The new model, which was detailed in the journal Big Data Mining and Analytics on August 28, focuses on improving stance detection—a critical task in analyzing opinions in contexts like social media or product reviews. Traditional large PLMs, such as those used in popular AI systems like ChatGPT, struggle in scenarios where training data is scarce or computing resources are limited. This limitation has made it difficult to apply AI effectively in more niche applications.

"Stance detection is inherently a low-resource task due to the diversity of targets and the limited availability of annotated data," said Yan Ming, senior scientist at A*STAR’s Center for Frontier AI Research (CFAR) and lead author of the study. "Enhancing AI-based methods for low-resource stance detection is essential to ensure these tools are effective and reliable in real-world applications."

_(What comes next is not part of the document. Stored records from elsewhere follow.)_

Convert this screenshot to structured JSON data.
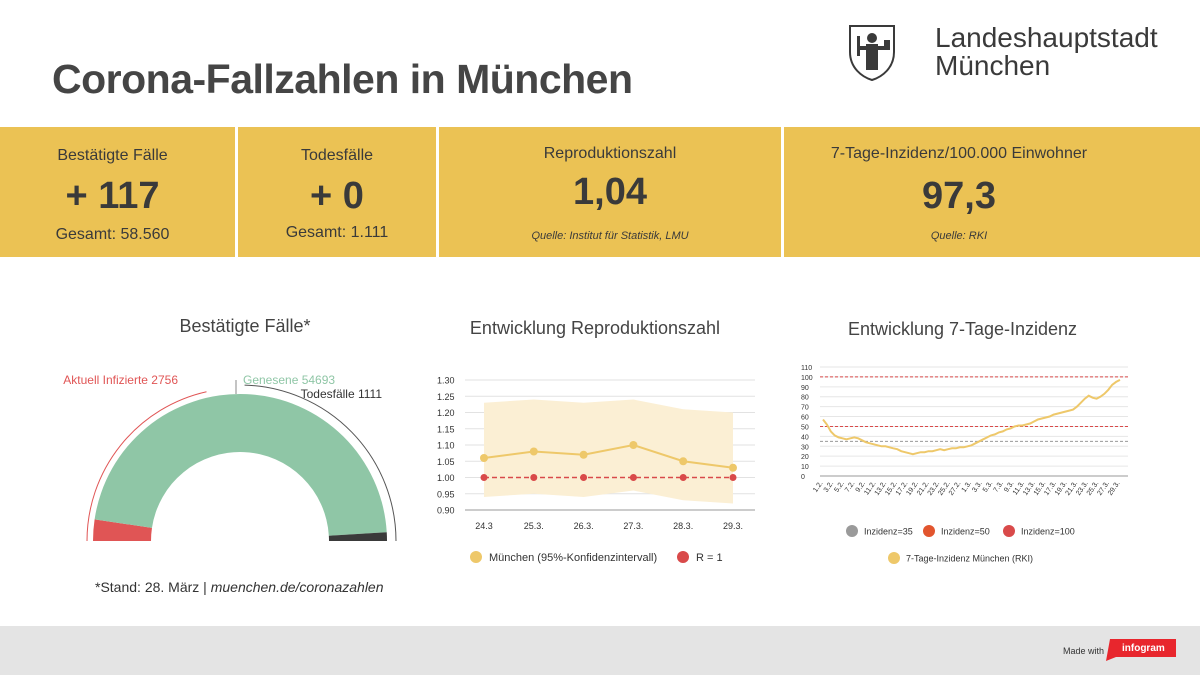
{
  "header": {
    "title": "Corona-Fallzahlen in München",
    "logo_line1": "Landeshauptstadt",
    "logo_line2": "München"
  },
  "kpis": {
    "cases": {
      "label": "Bestätigte Fälle",
      "value": "+ 117",
      "total": "Gesamt: 58.560"
    },
    "deaths": {
      "label": "Todesfälle",
      "value": "+ 0",
      "total": "Gesamt: 1.111"
    },
    "r_value": {
      "label": "Reproduktionszahl",
      "value": "1,04",
      "source": "Quelle: Institut für Statistik, LMU"
    },
    "incidence": {
      "label": "7-Tage-Inzidenz/100.000 Einwohner",
      "value": "97,3",
      "source": "Quelle: RKI"
    }
  },
  "panels": {
    "gauge_title": "Bestätigte Fälle*",
    "r_title": "Entwicklung Reproduktionszahl",
    "inc_title": "Entwicklung 7-Tage-Inzidenz"
  },
  "footnote": {
    "prefix": "*Stand: 28. März | ",
    "link": "muenchen.de/coronazahlen"
  },
  "footer": {
    "made_with": "Made with",
    "brand": "infogram"
  },
  "colors": {
    "kpi_band": "#ebc254",
    "aktuell": "#e05555",
    "genesene": "#8fc6a6",
    "todesfaelle": "#3a3a3a",
    "yellow_line": "#eec86a",
    "conf_band": "#fbefd4",
    "red_dash": "#d94a4a",
    "grey_dash": "#9a9a9a",
    "orange_dash": "#e2552e"
  },
  "chart_data": [
    {
      "type": "pie",
      "variant": "semicircle-gauge",
      "labels": [
        "Aktuell Infizierte 2756",
        "Genesene 54693",
        "Todesfälle 1111"
      ],
      "values": [
        2756,
        54693,
        1111
      ]
    },
    {
      "type": "line",
      "categories": [
        "24.3",
        "25.3.",
        "26.3.",
        "27.3.",
        "28.3.",
        "29.3."
      ],
      "yticks": [
        "1.30",
        "1.25",
        "1.20",
        "1.15",
        "1.10",
        "1.05",
        "1.00",
        "0.95",
        "0.90"
      ],
      "ylim": [
        0.9,
        1.3
      ],
      "series": [
        {
          "name": "München (95%-Konfidenzintervall)",
          "values": [
            1.06,
            1.08,
            1.07,
            1.1,
            1.05,
            1.03
          ],
          "upper": [
            1.23,
            1.24,
            1.23,
            1.24,
            1.21,
            1.2
          ],
          "lower": [
            0.94,
            0.95,
            0.94,
            0.96,
            0.93,
            0.92
          ]
        },
        {
          "name": "R = 1",
          "values": [
            1.0,
            1.0,
            1.0,
            1.0,
            1.0,
            1.0
          ]
        }
      ]
    },
    {
      "type": "line",
      "x_tick_labels": [
        "1.2.",
        "3.2.",
        "5.2.",
        "7.2.",
        "9.2.",
        "11.2.",
        "13.2.",
        "15.2.",
        "17.2.",
        "19.2.",
        "21.2.",
        "23.2.",
        "25.2.",
        "27.2.",
        "1.3.",
        "3.3.",
        "5.3.",
        "7.3.",
        "9.3.",
        "11.3.",
        "13.3.",
        "15.3.",
        "17.3.",
        "19.3.",
        "21.3.",
        "23.3.",
        "25.3.",
        "27.3.",
        "29.3."
      ],
      "yticks": [
        "110",
        "100",
        "90",
        "80",
        "70",
        "60",
        "50",
        "40",
        "30",
        "20",
        "10",
        "0"
      ],
      "ylim": [
        0,
        110
      ],
      "series": [
        {
          "name": "7-Tage-Inzidenz München (RKI)",
          "values": [
            57,
            52,
            45,
            41,
            39,
            38,
            37,
            38,
            39,
            38,
            36,
            34,
            33,
            32,
            31,
            30,
            30,
            29,
            28,
            27,
            25,
            24,
            23,
            22,
            23,
            24,
            24,
            25,
            25,
            26,
            27,
            26,
            27,
            28,
            28,
            29,
            29,
            30,
            31,
            33,
            35,
            37,
            39,
            41,
            42,
            44,
            45,
            47,
            48,
            50,
            51,
            51,
            52,
            53,
            55,
            57,
            58,
            59,
            60,
            62,
            63,
            64,
            65,
            66,
            67,
            70,
            74,
            78,
            81,
            79,
            78,
            80,
            83,
            87,
            92,
            95,
            97
          ]
        },
        {
          "name": "Inzidenz=35",
          "values": [
            35
          ]
        },
        {
          "name": "Inzidenz=50",
          "values": [
            50
          ]
        },
        {
          "name": "Inzidenz=100",
          "values": [
            100
          ]
        }
      ]
    }
  ]
}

The researchers introduced a collaborative knowledge infusion method that allows ML models to be trained more efficiently with smaller datasets. This method enhances the model's ability to accurately determine the stance—whether in favor or against—of a specific target, such as a product or political figure, based on textual data from sources like tweets or reviews.

To validate their approach, the team conducted experiments on three publicly available stance-detection datasets: VAST, P-Stance, and COVID-19-Stance. The new model outperformed existing AI systems, achieving F1 scores—an important measure of model accuracy—between 79.6% and 86.91%, surpassing the scores of traditional models like BERT and TAN.

"Our proposed method integrates verified knowledge from multiple sources, ensuring that the model remains relevant and effective even as pre-trained large language models become outdated," Ming explained. "This approach also introduces a collaborative adaptor that significantly reduces the need for extensive annotated data, improving training efficiency."

This advancement not only enhances the practical use of AI in research and medical settings but also offers a template for future optimizations in low-resource AI applications.

"Our primary focus is on efficient learning within low-resource real-world applications," said Joey Tianyi Zhou, principal scientist at CFAR and co-author of the paper. "Unlike major AI firms that concentrate on developing general artificial intelligence (AGI) models, our objective is to create more efficient AI methods that benefit both the public and the research community."

The research marks a significant step toward making AI more accessible and effective in specialized domains, where data and computing power are often at a premium.